Question

In a Little Sticks hockey game at the community ice rink, a 0.102 kg hockey puck moving at 26.4 m/s is caught and held by a 40.9 kg goalie who is at rest. With what speed (in cm/s) does the goalie slide on the ice after the catch?

Answer 1

Approximately
`6.57\; {\rm cm \cdot s^(-1)}`.

Step-by-step explanation:

When an object of mass
`m` travels at a velocity of
`v`, the momentum
`p` of that object would be
`p = m\, v`.

Before the catch:

• Velocity of the hockey puck:
  `26.4\; {\rm m\cdot s^(-1)}`. Mass of the hockey puck:
  `0.102\; {\rm kg}`. Momentum of the hockey would be
  `(26.4\; {\rm m\cdot s^(-1)})\, (0.102\; {\rm kg}) = 2.6928\; {\rm kg\cdot m\cdot s^(-1)}`.
• Velocity of the goalie:
  `0\; {\rm m\cdot s^(-1)}`. Momentum of the goalie would be
  `0\; {\rm kg\cdot m\cdot s^(-1)}`.

Therefore, the total momentum of the hockey and the goalie before the catch was:

`2.6928\; {\rm kg\cdot m\cdot s^(-1)} + 0\; {\rm kg \cdot m\cdot s^(-1)} = 2.6928\; {\rm kg\cdot m\cdot s^(-1)}`

The goalie and the hockey move at the same velocity after the catch. Let
`v` denote that velocity. The total momentum of them would be:

`\begin{aligned}& m(\text{goalie})\, v + m(\text{hockey})\, v \\ =\; & (m(\text{goalie})+ m(\text{hockey}))\, v \end{aligned}`.

Assume that momentum is conserved during the catch. Hence:

`\begin{aligned}& (m(\text{goalie})+ m(\text{hockey}))\, v \\ &= (\text{momentum after catch}) \\ &= (\text{momentum before catch}) \\ &= 2.9628\; {\rm kg \cdot m\cdot s^(-1)}\end{aligned}`.
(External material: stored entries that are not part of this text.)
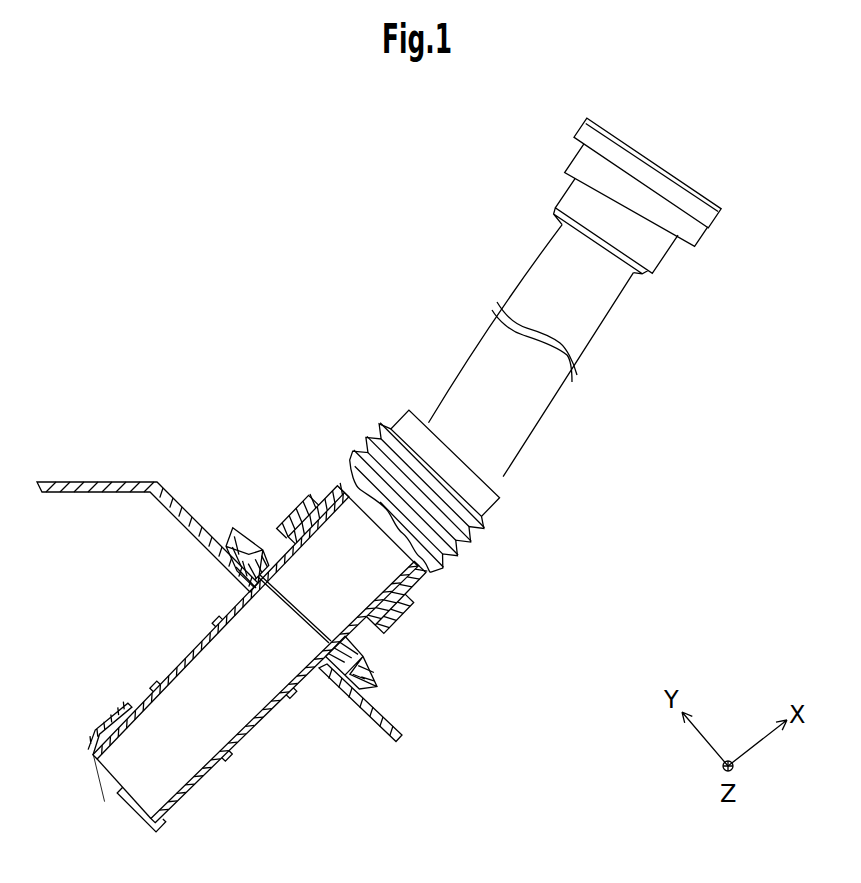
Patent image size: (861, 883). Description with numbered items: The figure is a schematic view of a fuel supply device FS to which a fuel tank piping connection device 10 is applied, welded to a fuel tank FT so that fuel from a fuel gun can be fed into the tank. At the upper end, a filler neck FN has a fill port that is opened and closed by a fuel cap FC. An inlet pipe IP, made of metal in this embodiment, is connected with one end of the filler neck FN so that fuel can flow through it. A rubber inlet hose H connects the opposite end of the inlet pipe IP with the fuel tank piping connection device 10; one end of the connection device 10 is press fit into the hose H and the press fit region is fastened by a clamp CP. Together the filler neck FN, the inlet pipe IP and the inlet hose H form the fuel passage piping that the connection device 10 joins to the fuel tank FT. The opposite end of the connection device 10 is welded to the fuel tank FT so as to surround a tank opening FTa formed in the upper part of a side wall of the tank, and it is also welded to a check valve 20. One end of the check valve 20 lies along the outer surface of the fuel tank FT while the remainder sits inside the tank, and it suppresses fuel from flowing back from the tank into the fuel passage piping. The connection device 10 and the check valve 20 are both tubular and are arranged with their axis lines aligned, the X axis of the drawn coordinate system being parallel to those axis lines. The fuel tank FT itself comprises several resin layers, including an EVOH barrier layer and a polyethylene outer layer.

The fuel supply device FS is at (395, 160).
The fuel cap FC is at (722, 216).
The filler neck FN is at (663, 258).
The inlet pipe IP is at (600, 323).
The inlet hose H is at (490, 507).
The fuel tank piping connection device 10 is at (411, 663).
The check valve 20 is at (247, 813).
The clamp CP is at (293, 505).
The fuel tank FT is at (95, 482).
The tank opening FTa is at (243, 587).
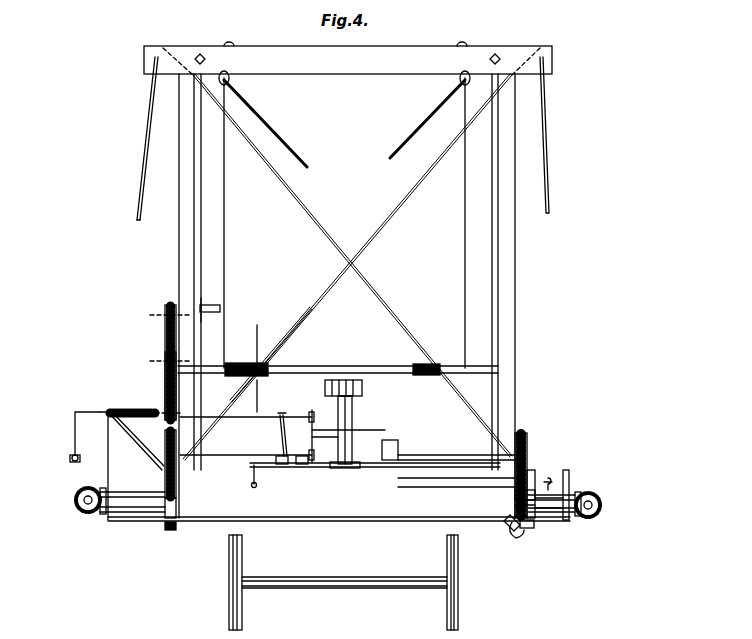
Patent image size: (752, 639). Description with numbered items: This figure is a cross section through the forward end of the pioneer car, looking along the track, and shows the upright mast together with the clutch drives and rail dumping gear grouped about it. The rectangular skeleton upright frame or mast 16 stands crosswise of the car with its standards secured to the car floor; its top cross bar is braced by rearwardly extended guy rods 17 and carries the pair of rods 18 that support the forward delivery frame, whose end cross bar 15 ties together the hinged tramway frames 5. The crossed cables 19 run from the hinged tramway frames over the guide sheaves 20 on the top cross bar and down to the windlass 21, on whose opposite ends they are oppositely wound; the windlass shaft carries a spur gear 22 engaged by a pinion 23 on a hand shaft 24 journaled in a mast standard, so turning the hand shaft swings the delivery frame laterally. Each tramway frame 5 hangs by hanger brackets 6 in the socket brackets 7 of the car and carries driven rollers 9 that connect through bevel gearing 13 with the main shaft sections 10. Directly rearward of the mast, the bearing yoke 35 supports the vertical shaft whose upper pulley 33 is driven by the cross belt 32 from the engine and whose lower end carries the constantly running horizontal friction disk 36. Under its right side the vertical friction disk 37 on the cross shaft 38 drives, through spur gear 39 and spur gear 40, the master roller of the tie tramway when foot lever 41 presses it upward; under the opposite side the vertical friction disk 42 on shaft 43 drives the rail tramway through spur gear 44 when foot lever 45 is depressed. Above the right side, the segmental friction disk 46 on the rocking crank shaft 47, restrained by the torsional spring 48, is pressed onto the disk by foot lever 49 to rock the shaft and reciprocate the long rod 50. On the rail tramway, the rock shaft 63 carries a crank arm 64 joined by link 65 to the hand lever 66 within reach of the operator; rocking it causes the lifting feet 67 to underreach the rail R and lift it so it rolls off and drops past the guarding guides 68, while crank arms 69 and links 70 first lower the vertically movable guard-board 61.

The tramway frame 5 is at (155, 470).
The hookline hanger bracket 6 is at (530, 470).
The standard socket bracket 7 is at (515, 480).
The driven roller 9 is at (126, 492).
The main shaft section 10 is at (82, 508).
The bevel gearing 13 is at (100, 514).
The end cross bar 15 is at (298, 522).
The upright frame or mast 16 is at (362, 74).
The guy rod 17 is at (202, 241).
The rod 18 is at (147, 128).
The crossed cable 19 is at (270, 126).
The guide sheave 20 is at (230, 78).
The windlass 21 is at (331, 368).
The spur gear 22 is at (168, 362).
The pinion 23 is at (165, 318).
The hand shaft 24 is at (217, 314).
The cross belt 32 is at (362, 390).
The pulley 33 is at (356, 402).
The bearing yoke 35 is at (352, 428).
The horizontal friction disk 36 is at (385, 432).
The vertical friction disk 37 is at (312, 440).
The shaft 38 is at (216, 455).
The spur gear 39 is at (165, 438).
The spur gear 40 is at (178, 490).
The foot lever 41 is at (280, 464).
The vertical friction disk 42 is at (398, 452).
The shaft 43 is at (440, 457).
The spur gear 44 is at (527, 440).
The foot lever 45 is at (302, 465).
The segmental friction disk 46 is at (310, 415).
The rocking crank shaft 47 is at (72, 430).
The torsional spring 48 is at (113, 410).
The foot lever 49 is at (254, 486).
The long rod 50 is at (72, 464).
The guard-board 61 is at (535, 528).
The rock shaft 63 is at (515, 495).
The crank arm 64 is at (515, 500).
The link 65 is at (397, 481).
The hand lever 66 is at (256, 385).
The lifting foot 67 is at (542, 510).
The guarding guide 68 is at (518, 530).
The crank arm 69 is at (515, 505).
The link 70 is at (508, 523).
The rail R is at (550, 484).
Rearrange the equation to find
`v`, the velocity of the goalie and the hockey after the catch:

`\begin{aligned}v &= \frac{2.9628\; {\rm kg \cdot m\cdot s^(-1)}}{m(\text{goalie})+ m(\text{hockey})} \\ &= \frac{2.9628\; {\rm kg \cdot m\cdot s^(-1)}}{0.102\; {\rm kg} + 40.9\; {\rm kg}} \\ &\approx 0.0657\; {\rm m\cdot s^(-1)}\end{aligned}`.

Apply unit conversion:

`\begin{aligned}v &\approx 0.0657\; {\rm m\cdot s^(-1)} = 6.57\; {\rm cm\cdot s^(-1)}\end{aligned}`.